In extending this analysis to this sixth case, we move a further “linguistic distance” from the other societies in this comparison. The Mambai, Ema, Rotinese, Atoni Meto and Wehali Tetun all speak languages that are more closely related to each other than any of these languages is to that of the Ata Tana ’Ai. Similar sociological structures are evident as are the general idioms that describe these structures but specific linguistic cognates, although they exist, are less immediately apparent.
Among the Tana ’Ai origin groups are known as sukun. These groups are appropriately described as “clans”. Tana Wai Brama consists of four such sukun plus a central founding sukun, the sukun pu’an. This “source clan” presides over an order of precedence among the constituent clans that is believed to have been maintained since the founding of the domain.
Sukun are, in turn, divided into houses (lepo) consisting of consanguineally-related women (and their brothers). The inheritance of land, possessions and ritual rights passes from mother to daughter. Lepo, too, are ordered by precedence based on the categories of “elder/younger” (wue/wari) sister. There is a lepo pu’an, “source house”, in each sukun. This is the highest ranking house in order of precedence within the sukun.
Men pass between lepo. As among the southern Tetun, an exchange of wealth at marriage does not occur. In a certain sense, marriage itself is not significant.
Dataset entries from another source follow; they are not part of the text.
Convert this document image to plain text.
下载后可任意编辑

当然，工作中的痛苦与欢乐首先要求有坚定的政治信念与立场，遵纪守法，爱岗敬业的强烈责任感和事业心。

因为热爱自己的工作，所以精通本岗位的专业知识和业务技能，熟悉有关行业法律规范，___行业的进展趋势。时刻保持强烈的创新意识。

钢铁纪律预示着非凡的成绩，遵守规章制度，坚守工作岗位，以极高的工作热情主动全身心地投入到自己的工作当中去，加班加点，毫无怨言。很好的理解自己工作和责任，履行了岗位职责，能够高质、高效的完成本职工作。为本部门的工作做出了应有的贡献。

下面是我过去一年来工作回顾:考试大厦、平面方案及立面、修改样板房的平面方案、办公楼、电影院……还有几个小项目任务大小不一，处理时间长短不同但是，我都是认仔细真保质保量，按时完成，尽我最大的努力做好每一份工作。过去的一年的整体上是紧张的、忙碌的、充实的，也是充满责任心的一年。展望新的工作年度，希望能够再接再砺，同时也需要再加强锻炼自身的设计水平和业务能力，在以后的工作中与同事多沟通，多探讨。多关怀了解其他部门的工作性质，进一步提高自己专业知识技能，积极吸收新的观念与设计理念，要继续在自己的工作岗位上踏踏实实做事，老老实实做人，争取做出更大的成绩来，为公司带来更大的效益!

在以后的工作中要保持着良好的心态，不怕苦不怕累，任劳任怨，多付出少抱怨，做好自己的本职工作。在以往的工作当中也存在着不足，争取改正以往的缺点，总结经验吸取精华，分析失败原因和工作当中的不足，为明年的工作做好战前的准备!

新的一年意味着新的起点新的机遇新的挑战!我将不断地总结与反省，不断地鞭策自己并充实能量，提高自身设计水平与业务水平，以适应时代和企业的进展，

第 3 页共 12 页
It is not marked as a special event. There is no exchange or formal ceremony. What is marked, however, as among the southern Tetun, is the return of a child of a man who has served as progenitor in another lepo. This is referred to as the return of the “father’s forelock” (ama ‘lo’en) and is described as the return of the “father’s blood”. This exchange is marked by the payment of wealth in the form of a fixed quantity of elephant tusks and gongs (to’o-balik). This is, in some ways, the equivalent to “bridewealth” in societies such as Roti. Those who make the payment are called “the mother and father who buy and pay” (ina ama baha boter). Instead of creating a progenitor relationship of the sort that bridewealth establishes, this payment plants a new genitrix within the order of precedence of the sukun. A woman who is returned in this fashion is called an “ancestral mother” (ina puda) and she is seen as the founder of a new house in the clan. Again, as among the southern Tetun, such a woman may marry her FZS who is referred to as “elder” (wue) in a wue/wari relationship.[5]
Initially, the woman given as “father’s forelock” and her descendants are tudi manu, “knife chicken” to the house that paid the wealth for her. This status is altered only when they in their turn pay to’o-balik to obtain the return of a “father’s forelock” and thus become ina ama baha boter in their own right.
Exchanges do not end at this point. An ina puda line continues to acknowledge as sukun pu’an, “source clan”, the clan from which their “ancestral mother” originated. Four generations later this line is supposed to return a woman (DDDD) “to replant the ancestral mother in the source clan”. This woman as mula puda founds a new house in close relationship to the house from which the ina puda originated. She is expected to marry a son of the house of the “source clan” and this group returns half of the to’o-balik they received when the original ina puda was given. This then ends the cycle in which two lepo or their immediate replacement lepo have in the course of four generations each “planted” a woman as genitrix in the other. The botanic markers of relationships of origin are as clearly articulated among the Ata Tana ’Ai as in the other societies of the region.
Perhaps, however, the most significant evidence of the difference in the conception of progenitor lines between a society like Roti (or Sikka) and that of the Ata Tana ’Ai is in the performance of the mortuary ceremonies. On Roti, for example, these ceremonies are the occasion for payments to the progenitor line for its essential ritual services. Mortuary rituals can not be performed without the progenitors. In contrast, among the Ata Tana ’Ai, the lepo of the deceased makes all of the arrangements, provides all the goods necessary for burial, and feeds all of the guests — a majority of whom are members of the lepo itself (Lewis 1988:120). Performances, however, require an opposed mutuality and for this purpose, each clan is paired with a clan from another domain. The opposite paired clan comes from outside the domain to perform specific ritual services at the time of burial. The emphasis in these ceremonies is on the integration of the spirit of the deceased into the lepo. On Roti, such ceremonies can not be initiated by an origin group until the last payments for the deceased have been made to the progenitors.